I dischi dal vivo più recenti del cantautore di Buffalo sono l’eccellente Live From The Streets Of New York del 2008 e l’autoprodotto Hard Times In The UK del 2010. Dopo più di 10 anni è il turno di un nuovo live registrato al Daryl’s House Club di Pawling, NY che non ha brani in comune con il primo citato e solo due con il secondo. Una scelta intelligente, che privilegia gli album in studio pubblicati successivamente, con l’eccezione di un paio di tracce ripescate dallo scorso millennio. Come qualità di scrittura il disco del 2008 è superiore e anche la band sembra avere qualcosina in più, ma Willie rimane un cantante vivo ed entusiasta, una persona positiva che trascina il pubblico con la sua carica punk-rock mischiata alla penna cantautorale.
La carriera di Nile è stata molto particolare e poco fortunata nei primi anni: dopo l’omonimo brillante esordio dell’80 e il seguente Golden Dawn, pubblicati dalla Arista mentre frequentava assiduamente il CBGB a New York apprezzando Patti Smith, Television e Ramones, sembrava uno degli astri nascenti del cantautorato folk-rock, invece problemi legali con la casa discografica lo hanno bloccato per un decennio. E’ tornato nel ’91 con Places I Have Never Been per la Columbia, ma anche questo contratto è sfumato rapidamente e ha ripreso a pubblicare dal ‘99, questa volta con regolarità e in modo indipendente, con Beautiful Wreck Of The World, riconquistando una posizione di rispetto almeno per un pubblico di nicchia che ha continuato a seguirlo con passione, ricambiata dall’artista che nel nuovo millennio ha inciso una decina di dischi in studio, alcuni ottimi come Streets Of New York, The Innocent Ones e American Ride.

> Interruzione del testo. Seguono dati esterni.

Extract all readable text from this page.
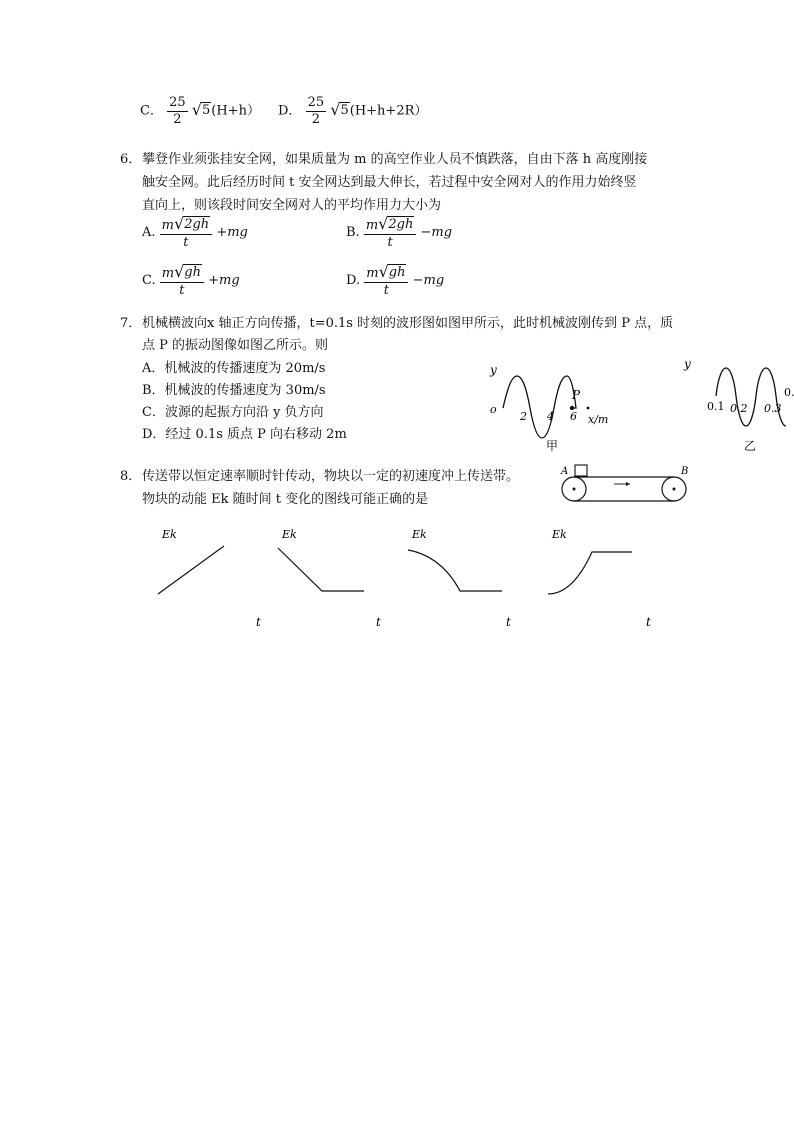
C． $\frac{25}{2}$
√ 5 (H+h） D． $\frac{25}{2}$
√ 5 (H+h+2R）
6． 攀登作业须张挂安全网，如果质量为 m 的高空作业人员不慎跌落，自由下落 h 高度刚接
触安全网。此后经历时间 t 安全网达到最大伸长，若过程中安全网对人的作用力始终竖
直向上，则该段时间安全网对人的平均作用力大小为
A. $\frac{m √ 2gh}{t} +mg$	B. $\frac{m √ 2gh}{t} -mg$
C. $\frac{m √ gh}{t} +mg$	D. $\frac{m √ gh}{t} -mg$
7． 机械横波向x 轴正方向传播，t=0.1s 时刻的波形图如图甲所示，此时机械波刚传到 P 点，质
点 P 的振动图像如图乙所示。则
A．机械波的传播速度为 20m/s
B．机械波的传播速度为 30m/s
C．波源的起振方向沿 y 负方向
D．经过 0.1s 质点 P 向右移动 2m
y
o
2 4 6
P
x/m
甲
y
0.1 0.2 0.3
0.
乙
8． 传送带以恒定速率顺时针传动，物块以一定的初速度冲上传送带。
物块的动能 Ek 随时间 t 变化的图线可能正确的是
A	B
Ek
t
Ek
t
Ek
t
Ek
t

L’attuale formazione del suo quartetto comprende il fedelissimo bassista Johnny Pisano, il chitarrista Jimi K. Bones e il batterista Jon Weber. L’epica Places I Have Never Been apre la serata, seguita da una bruciante This Is Our Time dove si sente l’influenza punk, dall’intenso rock di Black Magic And White Lies dal terzo album e dalla cadenzata Earth Blues sul cambiamento climatico. Il mid-tempo Lost And Lonely World è il primo di tre brani tratti da New York At Night del 2020; gli altri due sono la punkeggiante title track e la trascinante Run Free, posta quasi in chiusura. A metà disco Willie piazza l’unica ballata pianistica, la commovente Shoulders da Golden Dawn in cui spiccano la sua solida voce e la chitarra solista di Bones. Tra gli altri brani segnalerei la recente Wake Up America, singolo del 2022 (con ospite Steve Earle), un accorato invito a risvegliarsi, a votare e a trattarsi con rispetto e due inni rock che non mancano mai nei suoi spettacoli: House Of A Thousand Guitar e la travolgente One Guitar che chiude un concerto che conferma la forza e la caparbietà di questo artista che all’anagrafe segna 76 primavere, ma sul palco ne dimostra parecchie in meno.